Unlike Scotland, Ireland or New England, few external burial grounds in England have produced monuments with mortality symbols in profusion. Where these do occur, many are carved on stones that have weathered so that the inscriptions are hard to read. The Potton cemetery in Bedfordshire is important as a graveyard where skilfully carved headstones with mortality symbols survive along with the inscriptions.

Potton church and graveyard

Approach

Although some of the early stones have been moved from their original positions, an archaeological approach can augment the work already undertaken by local history groups on the inscriptions and layout of the graveyard. Particular attention has been paid to the symbolism on the headstones and the stylistic details employed on these monuments.

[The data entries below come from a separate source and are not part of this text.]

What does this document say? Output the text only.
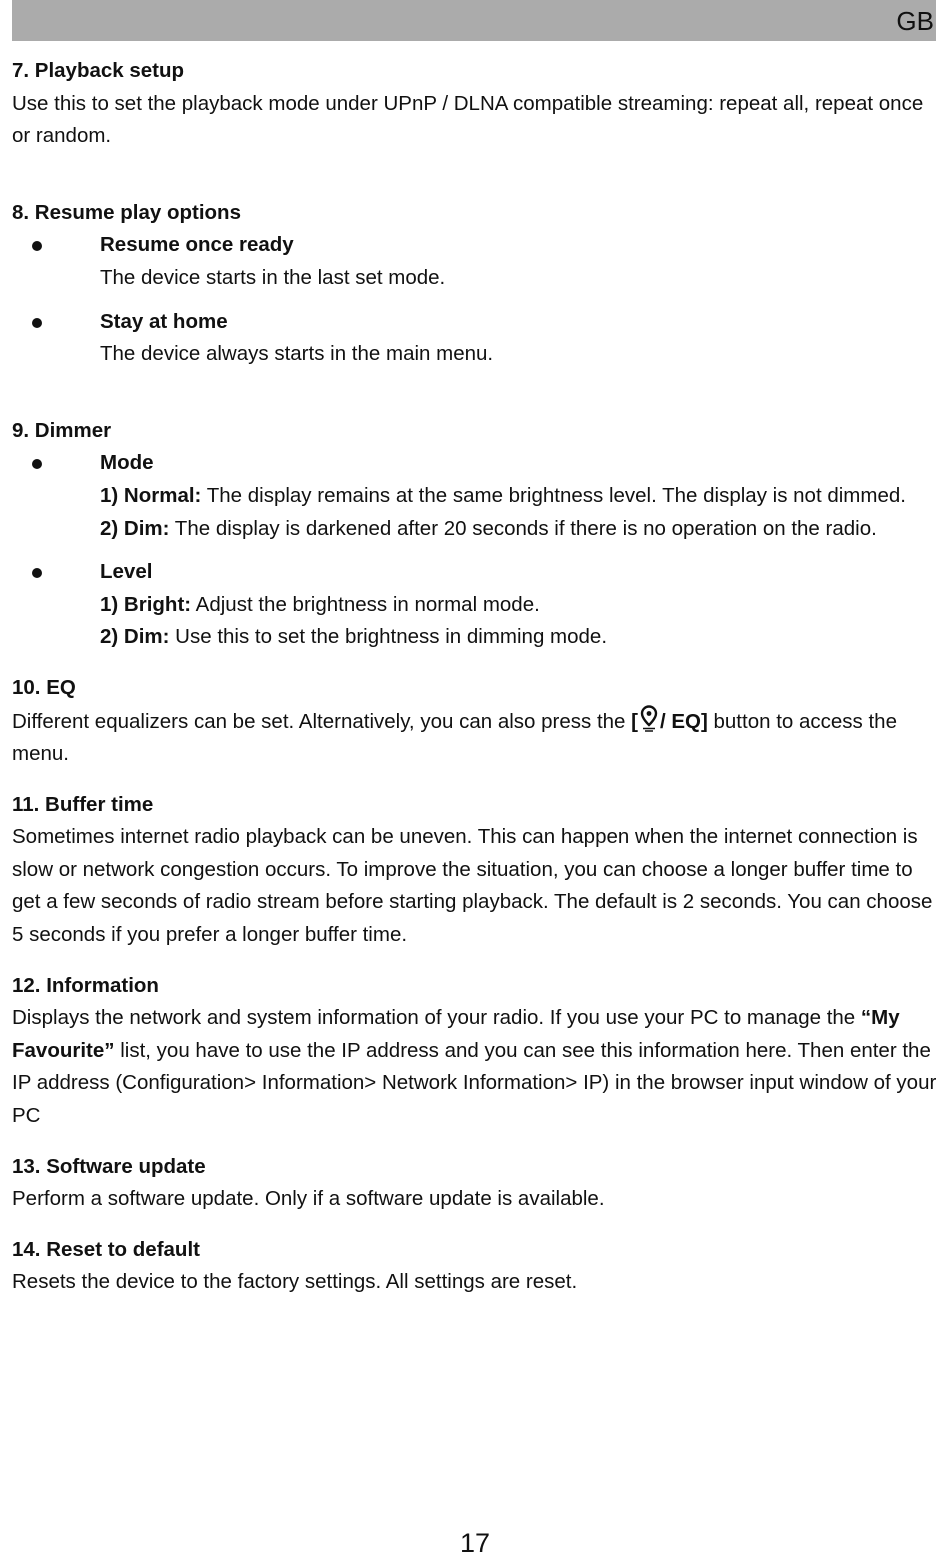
GB
7. Playback setup

Use this to set the playback mode under UPnP / DLNA compatible streaming: repeat all, repeat once or random.

8. Resume play options
Resume once ready
The device starts in the last set mode.
Stay at home
The device always starts in the main menu.
9. Dimmer
Mode
1) Normal: The display remains at the same brightness level. The display is not dimmed.
2) Dim: The display is darkened after 20 seconds if there is no operation on the radio.
Level
1) Bright: Adjust the brightness in normal mode.
2) Dim: Use this to set the brightness in dimming mode.
10. EQ

Different equalizers can be set. Alternatively, you can also press the [ / EQ] button to access the menu.

11. Buffer time

Sometimes internet radio playback can be uneven. This can happen when the internet connection is slow or network congestion occurs. To improve the situation, you can choose a longer buffer time to get a few seconds of radio stream before starting playback. The default is 2 seconds. You can choose 5 seconds if you prefer a longer buffer time.

12. Information

Displays the network and system information of your radio. If you use your PC to manage the “My Favourite” list, you have to use the IP address and you can see this information here. Then enter the IP address (Configuration> Information> Network Information> IP) in the browser input window of your PC

13. Software update

Perform a software update. Only if a software update is available.

14. Reset to default

Resets the device to the factory settings. All settings are reset.

17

Specific questions asked at Potton were:

  • What was the chronology of external memorial at Potton?
  • When did the use of mortality symbols begin and end, and why?
  • Which aspects of the deceased's identities were emphasised on the memorial?
  • To what extent can the death's head, cherub, urn and willow model of New England gravestone change be applied at Potton?

Fieldwork

Fieldwork took place during Summer 2005, concentrating on the earliest headstones in the area, and publication in the journal Church Archaeology. Further recording took place at Potton and data entry and analysis followed in 2006. Specific interpretations relating to this community will be drawn from the work, but the study also forms part of a larger research programme examining mortuary behaviour in the historic period, which has been approached on various geographical and temporal scales:

  • Yorkshire (where some mortality symbols are used on the earliest grave slabs)
  • Wales
  • Ireland (where there is a particular emphasis on mortality symbols in west Ulster).

Publications

  • H Mytum and K Chapman 2006 'The origin of the graveyard headstone: some 17th-century examples in Bedfordshire'. Church Archaeology 7-9, 67-78
  • H Mytum 2006 'Popular attitudes to memory, the body, and social identity: the rise of external commemoration in Britain, Ireland, and New England'. Post-medieval Archaeology 40,1, 96-110
  • H Mytum 2004 Mortuary Monuments and Burial Grounds of the Historic Period. Kluwer Academic/Plenum, New York.